Écrit par Lepetitjournal Dublin
Publié le 25 avril 2016, mis à jour le 19 septembre 2022

Envie de prendre le large? Votre foie se tort à chaque fois que vous approchez d'un pub dublinois ? LePetitJournal.com a testé pour vous une solution économique pour une mise au vert dans la campagne irlandaise.

Pas spécialement manuelle ou fondue de nature, j'apprécie une balade en forêt de temps à autre et j'aime à flatter l'encolure d'un cheval quand l'occasion s'y prête. Après six mois passés dans les affres de la capitale, le besoin de prendre l'air a commencé à se faire sentir. Prendre des sheep-selfies dans les tréfonds du Connemara me tentait bien mais comme toujours, les moyens financiers ne suivaient pas.

J'ai alors pensé à mon ami Pierre, parti planter des carottes dans le comté de Wiclow, il semblait avoir retrouvé la paix intérieure. Depuis la roulotte qui lui sert de toit, il me raconte : « Ici, c'est un autre rythme. Tout prend du temps. Il faut faire chauffer son eau pour prendre sa douche, cueillir ses légumes avant de se faire à manger. C'est calme. On plante nos carottes en écoutant du reggae. On discute. » Lui qui se déhanchait sur Daniel Avery dans la moiteur du Hangar (nighclub dublinois)  quelques semaines plus tôt apparait transformé.

Ce qu'il fait a un nom. On appelle ça du wwoofing. Le principe fonctionne sur un échange de service. Une personne vous loge et vous nourrit gratuitement et en contrepartie, vous devez l'aider dans ses travaux extérieurs : jardiner, nourrir les animaux de la ferme, construire un abri de jardin? Le terme vient du sigle WWOOF, venant lui-même de l'anglais World-Wide Opportunities on Organic Farms. Il s'agit de fermes bio du monde entier qui accueillent des gens souhaitant partager leur quotidien.

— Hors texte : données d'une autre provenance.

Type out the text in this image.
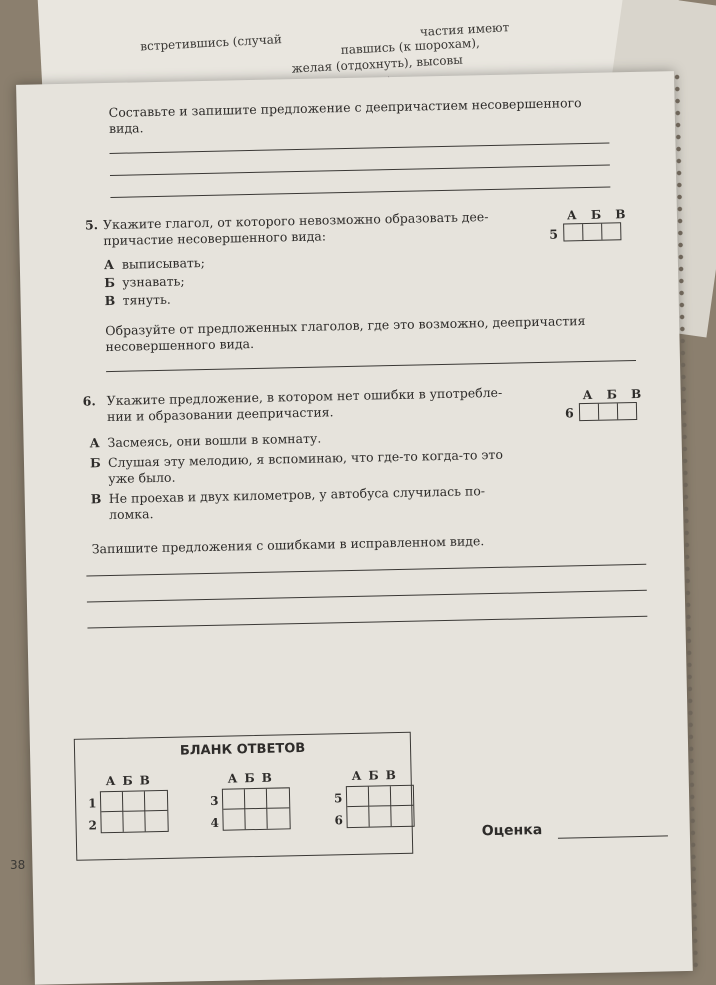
частия имеют
павшись (к шорохам),
желая (отдохнуть), высовы
встретившись (случай
Составьте и запишите предложение с деепричастием несовершенного
вида.
5. Укажите глагол, от которого невозможно образовать дее-
причастие несовершенного вида:
А Б В
5
А выписывать;
Б узнавать;
В тянуть.
Образуйте от предложенных глаголов, где это возможно, деепричастия
несовершенного вида.
6. Укажите предложение, в котором нет ошибки в употребле-
нии и образовании деепричастия.
А Б В
6
А Засмеясь, они вошли в комнату.
Б Слушая эту мелодию, я вспоминаю, что где-то когда-то это
уже было.
В Не проехав и двух километров, у автобуса случилась по-
ломка.
Запишите предложения с ошибками в исправленном виде.
БЛАНК ОТВЕТОВ
АБВ
1
2
АБВ
3
4
АБВ
5
6
Оценка
38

Economique, cet échange est aussi culturel. Si vous aussi, vous partagez votre appartement avec tout un tas de nationalités exceptées celle de votre pays d'accueil, si vous cuisinez vos propres repas et que vous allez dans le même type de soirées qu'en France, vous sentez bien que vous n'expérimentez pas vraiment l'« Irish craic » à son maximum. Partager le quotidien d'une famille irlandaise peut donc être la solution.

Let's wwoof

Je me lance donc. Je crée mon profil sur wwoofing.ie ; attention chaque pays a son propre réseau, donc inscrivez-vous sur celui ou vous voulez être volontaire. L'inscription coûte 25 euros et comprend une assurance. Après un court texte de présentation, il m'est demandé si j'ai une quelconque « outdoor activities experience » et c'est à ce moment précis de vous creuser les méninges si comme moi vous avez scrupuleusement évité toutes sortes de tâches domestiques lorsque vous étiez chez vos parents. Vous avez bien tondu une fois le jardin de votre grand-mère ? Arrosé les tomates ? Parfait. Vous pouvez désormais prétendre à une « gardening experience ».  Pour ma part, une saison de vendanges et la mention du potager de mes parents font de moi une candidate appréciable. Certaines annonces seront parfois plus exigeantes et vous demanderont de savoir monter à cheval par exemple, mais cela reste rare.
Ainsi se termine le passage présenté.